Remineralize the Earth Embarks on a Research Project at the University of Massachusetts Amherst

By Dan Kittredge

Throughout the 20th century and into the 21st the nutrient density in our food crops has been consistently declining. USDA studies show that an average apple from the 1960’s had 5 times the nutrition of that same apple produced today. This is an average of course, and there are many farms who have figured out how to produce high nutrient density crops even while the national average has been plummeting.

Remineralize The Earth has just embarked on a research project in collaboration with the University of Massachusetts to document the effect on nutrient density of crops with the application of rock dusts and biological amendments.

We will compare the growth and nutritional density of carrots, cabbage and green beans planted in plots amended with two different types of rock dusts and with one biological root amendment, and one biological foliar feed.

Click to enlarge images

 

Research plot all laid out Rock dust ready to spread Cabbage seedlings

 

The two rock dusts are a finely ground volcanic product marketed as “Summa Minerals” which originates in California, and one locally available rock dust that is the byproduct of a diamond saw at a quarry. The local dust comes from the Ashfield Stone Company in Ashfield Ma. Both products are listed in the resources section of the Remineralize The Earth website.
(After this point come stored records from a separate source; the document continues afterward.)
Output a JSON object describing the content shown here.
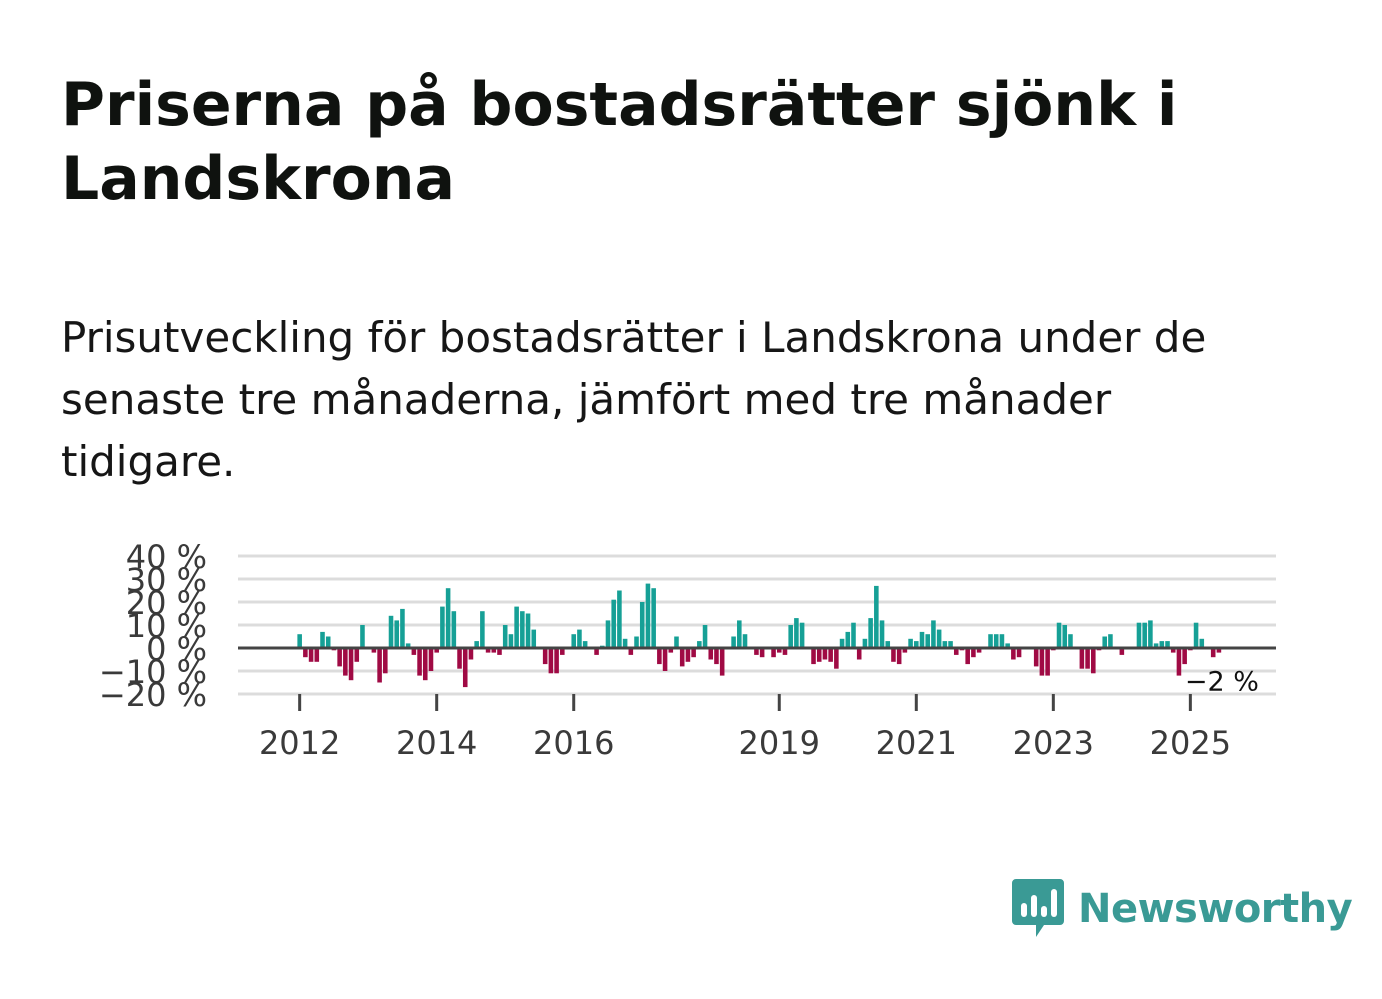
{
  "title": "Priserna på bostadsrätter sjönk i Landskrona",
  "subtitle": "Prisutveckling för bostadsrätter i Landskrona under de senaste tre månaderna, jämfört med tre månader tidigare.",
  "brand": {
    "name": "Newsworthy",
    "color": "#3a9a95"
  },
  "colors": {
    "positive": "#16a096",
    "negative": "#a00a44",
    "grid": "#dcdcdc",
    "zero": "#444444"
  },
  "chart_data": {
    "type": "bar",
    "title": "",
    "xlabel": "",
    "ylabel": "",
    "ylim": [
      -20,
      40
    ],
    "xlim": [
      2011.1,
      2026.25
    ],
    "yticks": [
      40,
      30,
      20,
      10,
      0,
      -10,
      -20
    ],
    "ytick_labels": [
      "40 %",
      "30 %",
      "20 %",
      "10 %",
      "0 %",
      "−10 %",
      "−20 %"
    ],
    "xticks": [
      2012,
      2014,
      2016,
      2019,
      2021,
      2023,
      2025
    ],
    "xtick_labels": [
      "2012",
      "2014",
      "2016",
      "2019",
      "2021",
      "2023",
      "2025"
    ],
    "end_label": "−2 %",
    "start": {
      "year": 2012,
      "month": 1
    },
    "values": [
      6,
      -4,
      -6,
      -6,
      7,
      5,
      -1,
      -8,
      -12,
      -14,
      -6,
      10,
      0,
      -2,
      -15,
      -11,
      14,
      12,
      17,
      2,
      -3,
      -12,
      -14,
      -10,
      -2,
      18,
      26,
      16,
      -9,
      -17,
      -5,
      3,
      16,
      -2,
      -2,
      -3,
      10,
      6,
      18,
      16,
      15,
      8,
      0,
      -7,
      -11,
      -11,
      -3,
      0,
      6,
      8,
      3,
      0,
      -3,
      1,
      12,
      21,
      25,
      4,
      -3,
      5,
      20,
      28,
      26,
      -7,
      -10,
      -2,
      5,
      -8,
      -6,
      -4,
      3,
      10,
      -5,
      -7,
      -12,
      0,
      5,
      12,
      6,
      0,
      -3,
      -4,
      0,
      -4,
      -2,
      -3,
      10,
      13,
      11,
      0,
      -7,
      -6,
      -5,
      -6,
      -9,
      4,
      7,
      11,
      -5,
      4,
      13,
      27,
      12,
      3,
      -6,
      -7,
      -2,
      4,
      3,
      7,
      6,
      12,
      8,
      3,
      3,
      -3,
      -1,
      -7,
      -4,
      -2,
      0,
      6,
      6,
      6,
      2,
      -5,
      -4,
      0,
      0,
      -8,
      -12,
      -12,
      -1,
      11,
      10,
      6,
      0,
      -9,
      -9,
      -11,
      -1,
      5,
      6,
      0,
      -3,
      0,
      0,
      11,
      11,
      12,
      2,
      3,
      3,
      -2,
      -12,
      -7,
      -1,
      11,
      4,
      0,
      -4,
      -2
    ]
  }
}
There are six plots replicated four times. The six plots are Summa, Ashfield, Biological, Summa/Biological, Ashfield/Biological, and a control. In the plots with biological inoculation the carrot and bean seeds were inoculated, but the cabbage seedlings were not as the innoculant is not recommended for the brassica family, of which cabbage is a member. The biological foliar feed will be sprayed on all of the crops in the plot as it is not limited in effect.

Click to enlarge images

 

Ashfield/Biological plot before covering of seed showing inmoculant in seed row Control plot after planting Summa plot after planting. Red color of product showing up in soil color

 

This experiment has the potential to have significant ramifications for the national food supply. Numerous studies have shown the role of vitamin and mineral deficiencies as root causes in disease, so the potential to increase the nutrient density of food crops through remineralization could have a profound effect on national health.

Dr Ruth Hazzard of the University of Massachusetts extension is the projects’ scientific coordinator. Dan Kittredge, Executive Director of the Remineralize The Earth is managing the in field work.